I media mainstream e l’opposizione neoliberista russa stanno speculando ferocemente che Navalny potrebbe essere stato avvelenato dal Cremlino, se non personalmente Vladimir Putin. Hanno anche chiesto proteste antigovernative sulla situazione. Allo stesso tempo, l’ospedale russo in cui Navalny ha ricevuto gli aiuti urgenti e la sua vita è stata salvata ha riferito che il caso non è correlato all’avvelenamento e al risultato di una malattia non denunciata. I parenti di Navalny furono informati di questa situazione. Indipendentemente dalla situazione reale con Navalny, i media mainstream e l’opposizione neoliberista continueranno a incolpare il governo russo.

Rivoluzione colorata a Minsk

L’incidente con il leader dell’opposizione filo-occidentale in Russia durante la crisi politica in Bielorussia potrebbe essere solo un incidente. Tuttavia, questo sembra altamente improbabile. Dagli sviluppi del 1993 in Russia, dagli ulteriori sviluppi distruttivi in ​​Serbia e dal colpo di stato in Ucraina nel 2014, il concetto di “sacro sacrificio” è stato uno degli strumenti più popolari delle forze euro-atlantiche per destabilizzare gli stati indipendenti in Europa. In effetti, la creazione di alcuni stati sacrificali è diventata un fattore scatenante comune per il lancio di tentativi di cambio di regime e l’inizio del colpo di stato in un paese mirato.

Nessuna sorpresa, la campagna di censura in corso contro organizzazioni di media indipendenti e attivisti si è intensificata tra i tentativi di destabilizzare della situazione nell’Europa orientale. Le strutture euro-atlantiche censurano e distruggono costantemente tutte le fonti di informazione indipendenti. Le corporazioni tecnologiche occidentali hanno bloccato canali, conti e risorse che potrebbero minare i piani dell’establishment globalista / neoliberista.

È strano da vedere, ma sembra che South Front sia considerata da loro come una delle principali minacce. Venerdì 21 agosto, Google ha persino chiuso l’account Google AdSense di SouthFront e ha rubato i fondi raccolti negli ultimi 1,5 mesi.

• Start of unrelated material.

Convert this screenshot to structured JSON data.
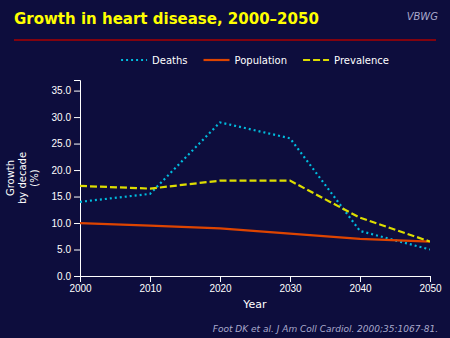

Ci sono anche rapporti sull’aumento della campagna di censura contro le organizzazioni dei media in lingua russa. Tenendo presente questo, I membri di lingua russa di SouthFront hanno inviato e-mail / reclami sulla nostra situazione alle autorità russe, inclusi il ministero degli Esteri e il servizio federale per la supervisione delle comunicazioni, della tecnologia dell’informazione e dei mass media. Le richieste di assistenza giuridica di SouthFront sono state ignorate o minacciate in modo ostile.